In the early 1930s my family was my world and as far as I knew everything my family believed, the whole world believed. There were no intrusive, beguiling, electronic interlopers like television and text messages worming into our home, telling me that my parents were wrong or “old fashioned” and there are better ideas out there, beyond our door. Despite the horrendous depression beating down on my parents, my four-year-old’s world was secure, and family values were clear and uncluttered.

At every election time, even these many years later, one of those values surfaces in my mind. It concerns citizenship and voting and it comes from my father. Michele was born in the 19th century as a subject in a country arguably owned by two people, the king and his wife. The Italian revolution, a hundred years after our own, had united the peninsula, but had been only partially successful in its struggle for democracy. Prior to the revolution kings were supreme; after the revolution the new king was still supreme. The long struggle had produced a constitution, some limited voting rights for some men, and a parliament with people’s representatives appointed by the king, and the king still reigned.

Michele, an immigrant, was immensely proud when he became a US citizen in 1927, and he communicated that pride to us every time he donned his best (and only) suit and walked the eight blocks to the local firehouse to cast his vote. He never missed an election. I do not recall his exact words but here, paraphrased, is his message: “I come across the ocean jammed down in steerage, and that old boat she took me from Michele the Subject to Michele the Citizen. I got something to say, and every time I go vote, this country, she gives me the right to say it!”

I cannot adequately communicate the depth of his appreciation for this country, for his new citizenship, and for the right and responsibility of citizens to vote. I suppose that some sophisticated people today, could they hear him talk about it, would roll their eyes and smirk and think him “corny” and “quaint.” But to him it was a powerfully important part of his new role in his new country. For Michele, the right to vote was the supreme protective barrier between his new democracy and his old monarchy.

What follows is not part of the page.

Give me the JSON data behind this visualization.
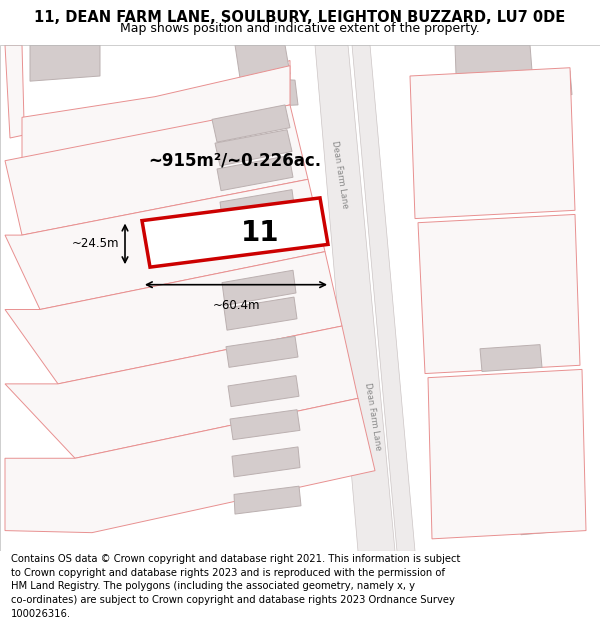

What would Michele think were he here today to witness the Republicans’ massive assault across the country on this heart and soul of democracy, his cherished right to vote? In at least 16 states Republicans, acting deliberately and in concert, are maneuvering to impede or deny the right to vote for tens of thousands of citizens whom they fear will vote against them, given the chance. It seems to me there is no more sure way to jeopardize American democracy than this—strike at its heart, control and deny the vote to targeted people. Are today’s Republicans intent on taking us back, as near as they can, to a monarchy? Maybe not with a recognized office of king, but certainly Republicans prefer rule by the elite, the powerful, the moneyed minority. They are attacking the heart, the soul, the essence of democracy and I think that anyone who supports any Republican is complicit in this most dangerous attack on our democracy.

Michele understood that the right to vote is our defensive line, our barrier between democracy and monarchy and all other forms of totalitarian regimes. I know he would tell our modern Republicans, probably in more fiery language, “Stop messing with my vote!”